In 1989 I bought Julia Child’s The Way to Cook. This cookbook includes instructions for French bread too. The recipe is only 11 pages long and incorporates new technology invented since the writing of Mastering the Art of French Cooking. The preparation of the dough is simplified by the use of food processors, a new fangled kitchen appliance. Other aspects of the original recipe were streamlined and simplified. The final product is just as good and the preparation time is less. The level of skill required is also less, letting machines do some of the work. Even with the greater ease of the “new” method I didn’t bake French bread very often. I really saved the extravagance for special occasions.

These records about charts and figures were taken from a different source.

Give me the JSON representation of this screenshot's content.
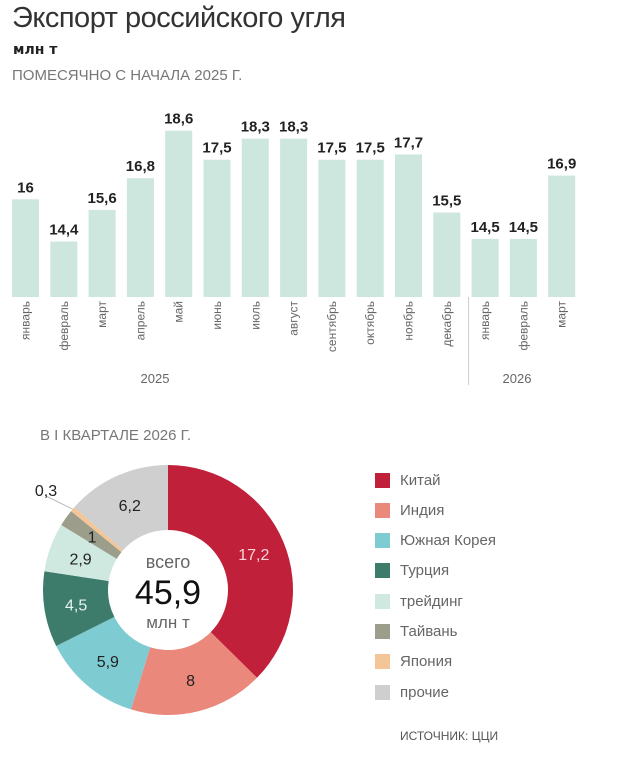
{
  "title": "Экспорт российского угля",
  "unit": "млн т",
  "subtitle": "ПОМЕСЯЧНО С НАЧАЛА 2025 Г.",
  "chart_data": [
    {
      "type": "bar",
      "categories": [
        "январь",
        "февраль",
        "март",
        "апрель",
        "май",
        "июнь",
        "июль",
        "август",
        "сентябрь",
        "октябрь",
        "ноябрь",
        "декабрь",
        "январь",
        "февраль",
        "март"
      ],
      "years": [
        {
          "label": "2025",
          "count": 12
        },
        {
          "label": "2026",
          "count": 3
        }
      ],
      "values": [
        16,
        14.4,
        15.6,
        16.8,
        18.6,
        17.5,
        18.3,
        18.3,
        17.5,
        17.5,
        17.7,
        15.5,
        14.5,
        14.5,
        16.9
      ],
      "value_labels": [
        "16",
        "14,4",
        "15,6",
        "16,8",
        "18,6",
        "17,5",
        "18,3",
        "18,3",
        "17,5",
        "17,5",
        "17,7",
        "15,5",
        "14,5",
        "14,5",
        "16,9"
      ],
      "color": "#cde6de",
      "ylim": [
        12.3,
        18.6
      ],
      "grid": false
    },
    {
      "type": "pie",
      "title": "В I КВАРТАЛЕ 2026 Г.",
      "center_label": "всего",
      "center_value": "45,9",
      "center_unit": "млн т",
      "slices": [
        {
          "name": "Китай",
          "value": 17.2,
          "label": "17,2",
          "color": "#c0203a"
        },
        {
          "name": "Индия",
          "value": 8,
          "label": "8",
          "color": "#ea887b"
        },
        {
          "name": "Южная Корея",
          "value": 5.9,
          "label": "5,9",
          "color": "#7fcbd2"
        },
        {
          "name": "Турция",
          "value": 4.5,
          "label": "4,5",
          "color": "#3d7b6b"
        },
        {
          "name": "трейдинг",
          "value": 2.9,
          "label": "2,9",
          "color": "#cfe9e1"
        },
        {
          "name": "Тайвань",
          "value": 1,
          "label": "1",
          "color": "#9d9d8b"
        },
        {
          "name": "Япония",
          "value": 0.3,
          "label": "0,3",
          "color": "#f4c697"
        },
        {
          "name": "прочие",
          "value": 6.2,
          "label": "6,2",
          "color": "#cfcfcf"
        }
      ]
    }
  ],
  "source": "ИСТОЧНИК: ЦЦИ"
}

In the fall of 2006 Mark Bittman a writer for the NY Times revealed to his readers a method for making excellent bread, with the same qualities as Julia Child’s French bread, that had been invented by Jim Leahy of the Sullivan St. Bakery in NYC. The result of Leahy’s recipe is a loaf with a robust crust and an aromatic, chewy and moist crumb. It is delicious. The big deal with Leahy’s recipe is that the skill level needed is minimal and the time invested in making the bread is quite small. A little planning is needed since the dough is made the day before the bread is baked. It takes me 7 minutes, total, to make the dough and clean up after myself. At the other end, I need to be around the house for 3 hours to form the loaf and bake it. I’m not working with the dough for 3 hours but I do need to be there to do the few final steps. I make this bread often. The link below takes you to a web page where you can scroll down a bit to a video showing the process and to the recipe. Want to try it?

http://boards.epicurious.com/message.jspa?messageID=567096&tstart=0

By the way, I was at Dana-Farber today and it was the second visit in a row that I did not need a transfusion.